3.1.8.2. PDelta Transformation¶
This command is used to construct the P-Delta Coordinate Transformation (PDeltaCrdTransf) object, which performs a linear geometric transformation of beam stiffness and resisting force from the basic system to the global coordinate system, considering second-order P-Delta effects.

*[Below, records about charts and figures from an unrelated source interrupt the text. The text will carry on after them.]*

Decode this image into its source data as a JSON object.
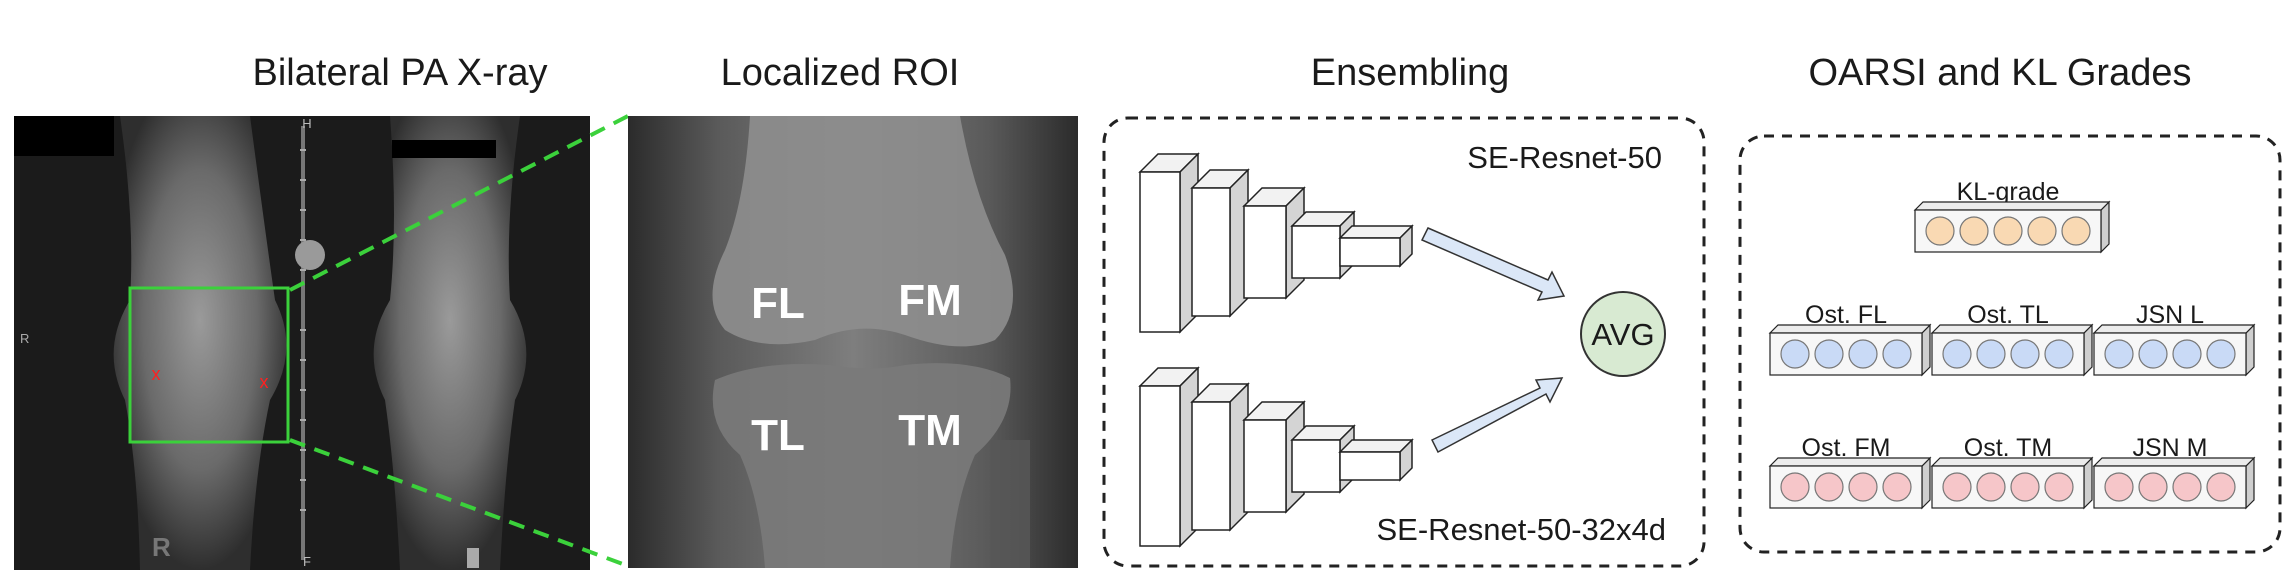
{
  "titles": {
    "xray": "Bilateral PA X-ray",
    "roi": "Localized ROI",
    "ensembling": "Ensembling",
    "grades": "OARSI and KL Grades"
  },
  "xray": {
    "side_marker": "R",
    "ruler_top": "H",
    "ruler_bottom": "F"
  },
  "roi": {
    "labels": [
      "FL",
      "FM",
      "TL",
      "TM"
    ]
  },
  "ensemble": {
    "model_top": "SE-Resnet-50",
    "model_bottom": "SE-Resnet-50-32x4d",
    "avg": "AVG"
  },
  "grades": {
    "kl": {
      "label": "KL-grade",
      "count": 5,
      "color": "#f9d9b3"
    },
    "row1": [
      {
        "label": "Ost. FL",
        "count": 4
      },
      {
        "label": "Ost. TL",
        "count": 4
      },
      {
        "label": "JSN L",
        "count": 4
      }
    ],
    "row1_color": "#c9daf6",
    "row2": [
      {
        "label": "Ost. FM",
        "count": 4
      },
      {
        "label": "Ost. TM",
        "count": 4
      },
      {
        "label": "JSN M",
        "count": 4
      }
    ],
    "row2_color": "#f6c6c9"
  },
  "colors": {
    "roi_box": "#3bd13b",
    "zoom_lines": "#3bd13b",
    "avg_fill": "#d8ead2",
    "arrow_fill": "#dbe7f7",
    "marker": "#ff2020"
  }
}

For a two-dimensional problem:
- geomTransf PDelta $transfTag <-jntOffset $dXi $dYi $dXj $dYj>
For a three-dimensional problem:
- geomTransf PDelta $transfTag $vecxzX $vecxzY $vecxzZ <-jntOffset $dXi $dYi $dZi $dXj $dYj $dZj>
Argument |
Type |
Description |
|---|---|---|
$transfTag |
integer |
integer tag identifying transformation |
$vecxzX $vecxzY $vecxzZ |
float |
X, Y, and Z components of vecxz, the vector used to define the local x-z plane of the local-coordinate system. The local y-axis is defined by taking the cross product of the vecxz vector and the x-axis. These components are specified in the global-coordinate system X,Y,Z and define a vector that is in a plane parallel to the x-z plane of the local-coordinate system. These items need to be specified for the three-dimensional problem. |
$dXi $dYi $dZi |
float |
joint offset values – offsets specified with respect to the global coordinate system for element-end node i (optional, the number of arguments depends on the dimensions of the current model). |
$dXj $dYj $dZj |
float |
joint offset values – offsets specified with respect to the global coordinate system for element-end node j (optional, the number of arguments depends on the dimensions of the current model). |
Note
The element coordinate system and joint offset values are specified as in the Linear Transformation.